In This Article:
Beijing Gas Blue Sky Holdings Limited (SGX:UQ7) delivered a less impressive 1.74% ROE over the past year, compared to the 11.75% return generated by its industry. UQ7’s results could indicate a relatively inefficient operation to its peers, and while this may be the case, it is important to understand what ROE is made up of and how it should be interpreted. Knowing these components could change your view on UQ7’s performance. Metrics such as financial leverage can impact the level of ROE which in turn can affect the sustainability of UQ7’s returns. Let me show you what I mean by this. See our latest analysis for Beijing Gas Blue Sky Holdings
Breaking down ROE — the mother of all ratios
Return on Equity (ROE) is a measure of Beijing Gas Blue Sky Holdings’s profit relative to its shareholders’ equity. It essentially shows how much the company can generate in earnings given the amount of equity it has raised. Generally speaking, a higher ROE is preferred; however, there are other factors we must also consider before making any conclusions.
Return on Equity = Net Profit ÷ Shareholders Equity
ROE is assessed against cost of equity, which is measured using the Capital Asset Pricing Model (CAPM) – but let’s not dive into the details of that today. For now, let’s just look at the cost of equity number for Beijing Gas Blue Sky Holdings, which is 8.53%. Since Beijing Gas Blue Sky Holdings’s return does not cover its cost, with a difference of -6.79%, this means its current use of equity is not efficient and not sustainable. Very simply, Beijing Gas Blue Sky Holdings pays more for its capital than what it generates in return. ROE can be dissected into three distinct ratios: net profit margin, asset turnover, and financial leverage. This is called the Dupont Formula:
Dupont Formula
ROE = profit margin × asset turnover × financial leverage
ROE = (annual net profit ÷ sales) × (sales ÷ assets) × (assets ÷ shareholders’ equity)

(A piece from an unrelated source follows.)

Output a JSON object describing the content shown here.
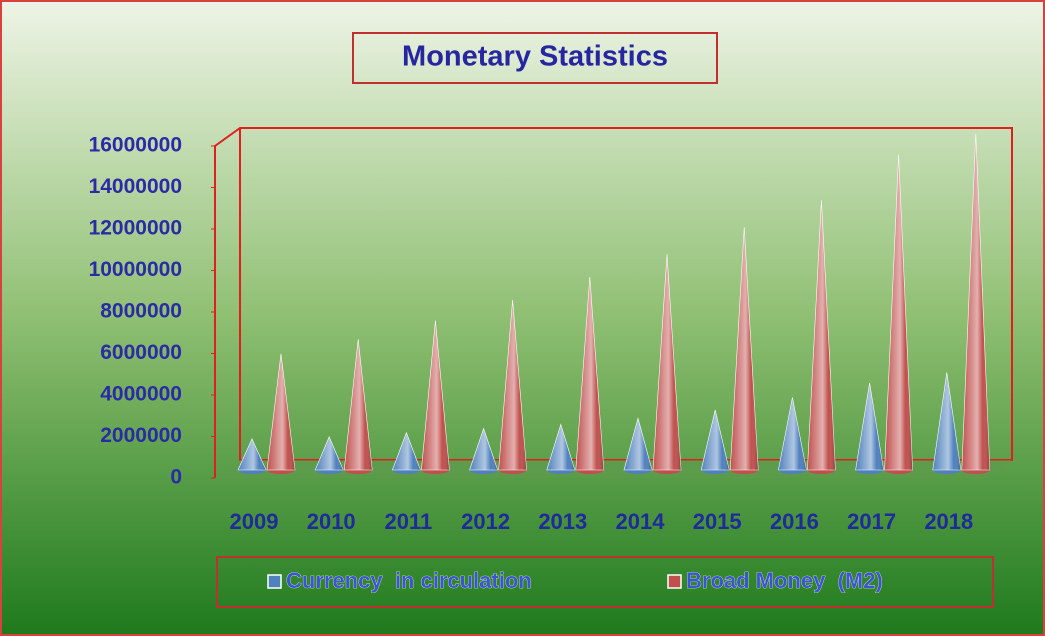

ROE = annual net profit ÷ shareholders’ equity
The first component is profit margin, which measures how much of sales is retained after the company pays for all its expenses. Asset turnover reveals how much revenue can be generated from Beijing Gas Blue Sky Holdings’s asset base. The most interesting ratio, and reflective of sustainability of its ROE, is financial leverage. Since ROE can be inflated by excessive debt, we need to examine Beijing Gas Blue Sky Holdings’s debt-to-equity level. Currently the debt-to-equity ratio stands at a low 31.96%, which means Beijing Gas Blue Sky Holdings still has headroom to take on more leverage in order to increase profits.